Daí pra frente, com as limitações impostas pelas circunstâncias, que transforma as reportagens em entrevistas por webconferência em cenários franciscanos, o programa aborda temas relevantes de forma consciente e clara, dando voz a lideranças indígenas, comunitárias, sindicais e populares. Também convoca analistas políticos, sociólogos, artistas e pensadores geralmente excluídos das TVs tradicionais, ligados à academia ou aos movimentos sociais.

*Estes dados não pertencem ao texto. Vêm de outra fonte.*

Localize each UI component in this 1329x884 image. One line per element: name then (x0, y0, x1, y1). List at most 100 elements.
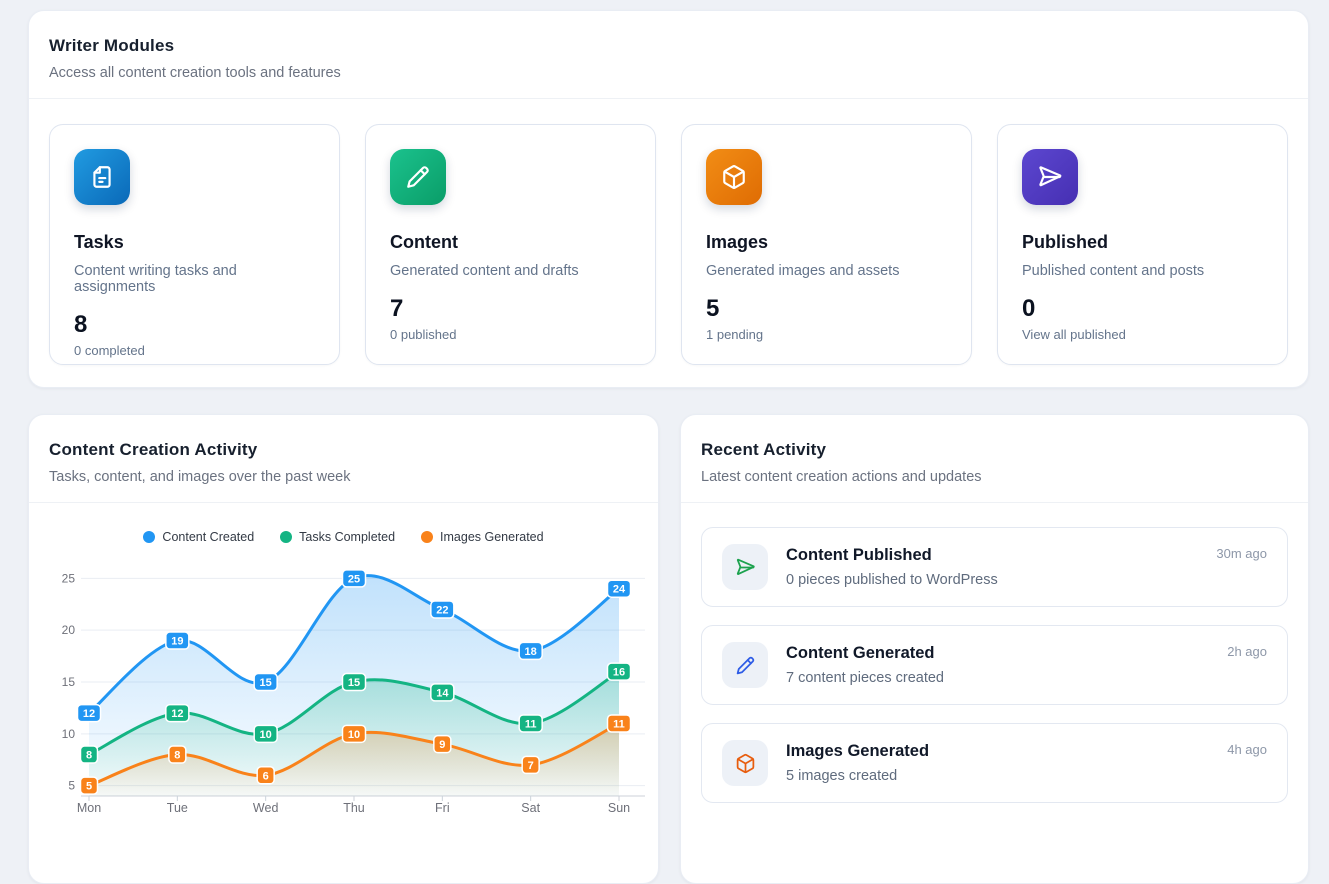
activity-title: Content Generated (786, 644, 944, 663)
svg-text:Mon: Mon (77, 801, 101, 815)
module-count: 5 (706, 295, 947, 323)
module-title: Published (1022, 232, 1263, 253)
legend-dot (143, 531, 155, 543)
svg-text:9: 9 (439, 739, 445, 751)
activity-item-content-published[interactable]: Content Published 0 pieces published to … (701, 527, 1288, 607)
activity-description: 7 content pieces created (786, 670, 944, 686)
activity-text: Content Generated 7 content pieces creat… (786, 644, 944, 686)
activity-timestamp: 2h ago (1227, 626, 1267, 659)
activity-text: Images Generated 5 images created (786, 742, 929, 784)
activity-description: 0 pieces published to WordPress (786, 572, 998, 588)
cube-icon (722, 740, 768, 786)
file-icon (74, 149, 130, 205)
activity-title: Images Generated (786, 742, 929, 761)
svg-text:10: 10 (348, 729, 360, 741)
legend-label: Images Generated (440, 530, 544, 544)
chart-panel-header: Content Creation Activity Tasks, content… (29, 415, 658, 503)
svg-text:8: 8 (86, 750, 92, 762)
chart-legend: Content Created Tasks Completed Images Gen… (29, 530, 658, 544)
svg-text:6: 6 (263, 770, 269, 782)
send-icon (722, 544, 768, 590)
module-description: Published content and posts (1022, 263, 1263, 279)
module-card-images[interactable]: Images Generated images and assets 5 1 p… (681, 124, 972, 365)
send-icon (1022, 149, 1078, 205)
svg-text:12: 12 (171, 708, 183, 720)
svg-text:12: 12 (83, 708, 95, 720)
module-footer: View all published (1022, 327, 1263, 342)
recent-activity-panel: Recent Activity Latest content creation … (680, 414, 1309, 884)
svg-text:5: 5 (86, 781, 92, 793)
svg-text:24: 24 (613, 584, 626, 596)
svg-text:20: 20 (62, 623, 76, 637)
activity-list: Content Published 0 pieces published to … (681, 503, 1308, 827)
writer-modules-subtitle: Access all content creation tools and fe… (49, 65, 1288, 81)
module-count: 0 (1022, 295, 1263, 323)
svg-text:Tue: Tue (167, 801, 188, 815)
svg-text:Wed: Wed (253, 801, 279, 815)
svg-text:Sat: Sat (521, 801, 540, 815)
activity-timestamp: 30m ago (1216, 528, 1267, 561)
svg-text:15: 15 (62, 675, 76, 689)
writer-modules-header: Writer Modules Access all content creati… (29, 11, 1308, 99)
activity-timestamp: 4h ago (1227, 724, 1267, 757)
svg-text:11: 11 (525, 718, 537, 730)
svg-text:Thu: Thu (343, 801, 365, 815)
legend-dot (280, 531, 292, 543)
chart-panel-title: Content Creation Activity (49, 440, 638, 460)
module-description: Generated content and drafts (390, 263, 631, 279)
svg-text:11: 11 (613, 718, 625, 730)
activity-text: Content Published 0 pieces published to … (786, 546, 998, 588)
module-footer: 0 completed (74, 343, 315, 358)
recent-activity-header: Recent Activity Latest content creation … (681, 415, 1308, 503)
svg-text:5: 5 (68, 779, 75, 793)
svg-text:7: 7 (528, 760, 534, 772)
activity-item-content-generated[interactable]: Content Generated 7 content pieces creat… (701, 625, 1288, 705)
cube-icon (706, 149, 762, 205)
svg-text:22: 22 (436, 604, 448, 616)
module-count: 8 (74, 311, 315, 339)
legend-label: Tasks Completed (299, 530, 395, 544)
activity-line-chart: 5 10 15 20 25 Mon Tue Wed Thu Fri Sat Sun 12 19 15 25 22… (29, 552, 659, 822)
svg-text:15: 15 (260, 677, 272, 689)
activity-title: Content Published (786, 546, 998, 565)
legend-item[interactable]: Content Created (143, 530, 254, 544)
recent-activity-title: Recent Activity (701, 440, 1288, 460)
chart-panel-subtitle: Tasks, content, and images over the past… (49, 469, 638, 485)
module-footer: 0 published (390, 327, 631, 342)
legend-item[interactable]: Tasks Completed (280, 530, 395, 544)
activity-description: 5 images created (786, 768, 929, 784)
pencil-icon (722, 642, 768, 688)
writer-modules-title: Writer Modules (49, 36, 1288, 56)
svg-text:18: 18 (525, 646, 537, 658)
activity-item-images-generated[interactable]: Images Generated 5 images created 4h ago (701, 723, 1288, 803)
module-card-tasks[interactable]: Tasks Content writing tasks and assignme… (49, 124, 340, 365)
module-description: Generated images and assets (706, 263, 947, 279)
recent-activity-subtitle: Latest content creation actions and upda… (701, 469, 1288, 485)
svg-text:14: 14 (436, 687, 449, 699)
modules-grid: Tasks Content writing tasks and assignme… (29, 99, 1308, 390)
svg-text:10: 10 (62, 727, 76, 741)
module-description: Content writing tasks and assignments (74, 263, 315, 295)
module-count: 7 (390, 295, 631, 323)
legend-label: Content Created (162, 530, 254, 544)
writer-modules-panel: Writer Modules Access all content creati… (28, 10, 1309, 388)
module-footer: 1 pending (706, 327, 947, 342)
svg-text:8: 8 (174, 750, 180, 762)
content-creation-activity-panel: Content Creation Activity Tasks, content… (28, 414, 659, 884)
pencil-icon (390, 149, 446, 205)
svg-text:25: 25 (348, 573, 360, 585)
svg-text:10: 10 (260, 729, 272, 741)
legend-dot (421, 531, 433, 543)
svg-text:19: 19 (171, 636, 183, 648)
svg-text:16: 16 (613, 667, 625, 679)
svg-text:Fri: Fri (435, 801, 450, 815)
module-card-content[interactable]: Content Generated content and drafts 7 0… (365, 124, 656, 365)
svg-text:Sun: Sun (608, 801, 630, 815)
module-title: Content (390, 232, 631, 253)
module-card-published[interactable]: Published Published content and posts 0 … (997, 124, 1288, 365)
svg-text:25: 25 (62, 571, 76, 585)
legend-item[interactable]: Images Generated (421, 530, 544, 544)
module-title: Images (706, 232, 947, 253)
module-title: Tasks (74, 232, 315, 253)
svg-text:15: 15 (348, 677, 360, 689)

Buscando uma inusitada inspiração na Rede da Legalidade, dos anos 60, o telejornal se posiciona claramente à esquerda, assumindo posição crítica ao fascismo vigente. Mesmo enfrentando limitações econômicas, formais e estéticas, o Central do Brasil já é uma referência na comunicação audiovisual brasileira. Que tenha longa vida, e que sua contribuição ao reestabelecimento da democracia plena se concretize.
O programa pode ser visto diariamente na TVT, e nas redes sociais, como o Youtube. Brechas que o novo sistema de comunicações imposto pela internet permite às vozes dissonantes do status quo. Reforçar iniciativas como esta é manter a esperança na democracia, o respeito à diversidade e o combate a toda forma de autoritarismo.
*Daniel Brazil é escritor, autor do romance Terno de Reis (Penalux), roteirista e diretor de TV, crítico musical e literário.